As she laid the paper with a frown on the hall table, the ’phone rang. I’ll be late, she warned herself, but she lifted the telephone. She was hoping it wouldn’t be Peggy, her sister, calling to say that she and Jon couldn’t come to the party because the baby was sick or they couldn’t get a sitter. But it was Scott’s voice that answered her. “Hello, darling,” he began. And she forgot all her worries, public and private.
* * *
Scott Ettley had been wakened at five o’clock, too. His apartment, only a few blocks away from Rona’s, lay almost underneath the incoming plane.
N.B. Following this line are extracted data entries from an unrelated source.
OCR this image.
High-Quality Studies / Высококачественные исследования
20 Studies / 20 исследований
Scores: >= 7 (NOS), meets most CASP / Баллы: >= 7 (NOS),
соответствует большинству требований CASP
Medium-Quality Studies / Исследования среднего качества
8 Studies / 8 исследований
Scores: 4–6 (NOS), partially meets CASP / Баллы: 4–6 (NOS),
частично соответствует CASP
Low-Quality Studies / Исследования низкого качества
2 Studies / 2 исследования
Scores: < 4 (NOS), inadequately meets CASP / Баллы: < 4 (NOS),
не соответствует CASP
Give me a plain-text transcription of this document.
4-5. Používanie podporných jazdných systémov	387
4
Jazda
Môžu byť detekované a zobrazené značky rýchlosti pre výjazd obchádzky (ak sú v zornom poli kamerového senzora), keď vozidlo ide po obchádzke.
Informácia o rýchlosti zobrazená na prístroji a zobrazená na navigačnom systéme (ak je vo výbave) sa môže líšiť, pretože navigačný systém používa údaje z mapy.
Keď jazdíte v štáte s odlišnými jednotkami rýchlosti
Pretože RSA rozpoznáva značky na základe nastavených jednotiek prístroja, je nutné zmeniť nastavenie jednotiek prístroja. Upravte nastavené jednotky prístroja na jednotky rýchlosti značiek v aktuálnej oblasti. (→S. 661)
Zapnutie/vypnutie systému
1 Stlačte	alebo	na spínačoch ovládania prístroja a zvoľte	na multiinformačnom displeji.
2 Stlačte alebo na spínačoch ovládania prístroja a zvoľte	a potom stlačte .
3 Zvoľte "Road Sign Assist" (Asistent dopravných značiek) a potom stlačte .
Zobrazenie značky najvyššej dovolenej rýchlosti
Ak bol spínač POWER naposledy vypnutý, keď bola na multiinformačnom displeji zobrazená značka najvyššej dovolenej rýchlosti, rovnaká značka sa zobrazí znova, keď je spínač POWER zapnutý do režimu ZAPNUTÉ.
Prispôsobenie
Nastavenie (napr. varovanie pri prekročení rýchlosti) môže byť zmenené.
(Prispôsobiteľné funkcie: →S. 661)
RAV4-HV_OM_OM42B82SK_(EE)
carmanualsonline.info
He listened for engine trouble, and then—reassured that he wasn’t going to be killed in his bed with the biggest hangover he had had in weeks—he cursed the pilot as heartily as his splitting head would let him. He made out the time with some difficulty on his watch. Oh, God!... He stared angrily at the darkened room, at the litter of living—the scattered clothes, the misplaced books, the tailored cover of the divan which he had ripped off last night, no, it was this morning, and left lying beside his shirt on the floor. He pushed an overflowing ashtray farther away from his nose, and then pulled the sheet over his head as if to blot out all the joys of a bachelor apartment.
Waking is always hell, he thought. Or I’m getting old. Twenty-nine. I can’t take night club air and the great indoor spaces any more. Twenty-nine, and already giving up the simple pleasures of the poor. Forty bucks, that was what simple pleasures cost nowadays. Forty little bucks. But Rona had enjoyed it. Made up to her for the quarrel last week. My fault, of course. She never says it, but she might as well. I know it was all my damned fault. And why am I admitting it now, anyway? Just to add the final touch of joy on a lousy morning at five o’clock and sleep all gone and this head spinning like an empty boat in a whirlpool? He groaned in pity, and lay with his eyes closed. Because he was so sure that sleep had gone, it came drifting back.
When the alarm went off, it was ten minutes to eight. He felt slightly better. But waking, he told himself again, was always hell. Slowly, he sat up. He stayed sitting on the edge of his bed, looking down at his crumpled pyjama legs. Then he groped for his slippers, couldn’t find them, and padded into the bathroom on his bare feet. His reflection in the mirror made him feel worse, but a cold shower pulled him half-back into life. He remembered then that he must call Rona.